Buffalo hides were sometimes used as pictorial records of a person or a tribe's life. Every winter the tribal elders gathered to discuss the important events of the year which would then be recorded on the hide.
One summer a long time ago, the seven sacred council fires of the Lakota Sioux came together and camped. The sun was strong and the people were starving for there was no game.
Two young men went out to hunt. Along the way, the two men met a beautiful young woman dressed in white who floated as she walked. One man had bad desires for the woman and tried to touch her, but was consumed by a cloud and turned into a pile of bones. The woman spoke to the second young man and said, "Return to your people and tell them I am coming."
This holy woman brought a wrapped bundle to the people. She unwrapped the bundle, giving to the people a sacred pipe and teaching them how to use it to pray. "With this holy pipe, you will walk like a living prayer," she said.
The holy woman told the Sioux about the value of the buffalo, the women and the children. "You are from Mother Earth," she told the women. "What you are doing is as great as the warriors do."

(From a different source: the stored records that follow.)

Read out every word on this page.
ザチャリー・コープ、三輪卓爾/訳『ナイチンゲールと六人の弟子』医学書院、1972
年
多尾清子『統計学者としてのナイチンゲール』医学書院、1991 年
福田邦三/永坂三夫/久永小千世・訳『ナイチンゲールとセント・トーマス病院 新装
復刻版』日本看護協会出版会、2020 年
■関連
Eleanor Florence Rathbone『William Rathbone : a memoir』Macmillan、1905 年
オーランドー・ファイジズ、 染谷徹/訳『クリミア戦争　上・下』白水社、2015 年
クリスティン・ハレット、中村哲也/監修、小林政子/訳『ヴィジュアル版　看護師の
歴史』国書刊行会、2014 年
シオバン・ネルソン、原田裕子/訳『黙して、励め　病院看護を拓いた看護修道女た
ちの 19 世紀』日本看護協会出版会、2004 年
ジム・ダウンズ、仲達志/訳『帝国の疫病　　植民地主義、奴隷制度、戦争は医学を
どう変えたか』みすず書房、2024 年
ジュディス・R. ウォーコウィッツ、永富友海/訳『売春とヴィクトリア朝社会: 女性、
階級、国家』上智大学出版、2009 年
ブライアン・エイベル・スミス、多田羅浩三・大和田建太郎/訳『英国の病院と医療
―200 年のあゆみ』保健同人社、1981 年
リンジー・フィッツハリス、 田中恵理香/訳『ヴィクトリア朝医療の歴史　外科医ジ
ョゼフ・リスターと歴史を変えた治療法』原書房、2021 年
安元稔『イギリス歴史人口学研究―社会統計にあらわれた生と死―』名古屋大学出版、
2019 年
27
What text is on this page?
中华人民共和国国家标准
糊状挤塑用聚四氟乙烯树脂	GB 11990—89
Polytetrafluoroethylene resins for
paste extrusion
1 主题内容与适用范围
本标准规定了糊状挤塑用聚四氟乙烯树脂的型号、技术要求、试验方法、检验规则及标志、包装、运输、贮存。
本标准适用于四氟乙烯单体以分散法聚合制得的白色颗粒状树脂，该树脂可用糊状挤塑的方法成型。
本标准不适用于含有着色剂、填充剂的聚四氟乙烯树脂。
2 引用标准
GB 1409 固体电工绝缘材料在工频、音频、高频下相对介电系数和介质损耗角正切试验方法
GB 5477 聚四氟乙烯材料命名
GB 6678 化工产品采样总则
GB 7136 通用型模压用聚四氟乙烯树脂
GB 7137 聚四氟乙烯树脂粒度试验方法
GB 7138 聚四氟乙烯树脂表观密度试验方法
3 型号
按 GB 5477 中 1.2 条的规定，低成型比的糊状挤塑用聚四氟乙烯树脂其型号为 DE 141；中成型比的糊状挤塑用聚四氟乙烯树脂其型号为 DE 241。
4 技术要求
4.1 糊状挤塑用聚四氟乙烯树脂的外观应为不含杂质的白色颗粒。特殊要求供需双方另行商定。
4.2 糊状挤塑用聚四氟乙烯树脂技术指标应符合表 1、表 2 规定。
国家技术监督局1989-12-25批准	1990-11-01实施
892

Before she left, she told the people she would return. As she walked away, she rolled over four times, turning into a white female buffalo calf. It is said after that day the Lakota honored their pipe, and buffalo were plentiful. From John Lame Deer's telling in 1967
Many believed that the buffalo calf, Miracle, born August 20, 1994, near Janesville, Wisconsin, and which drew world-wide attention, symbolized the coming together of humanity into a oneness of heart, mind, and spirit.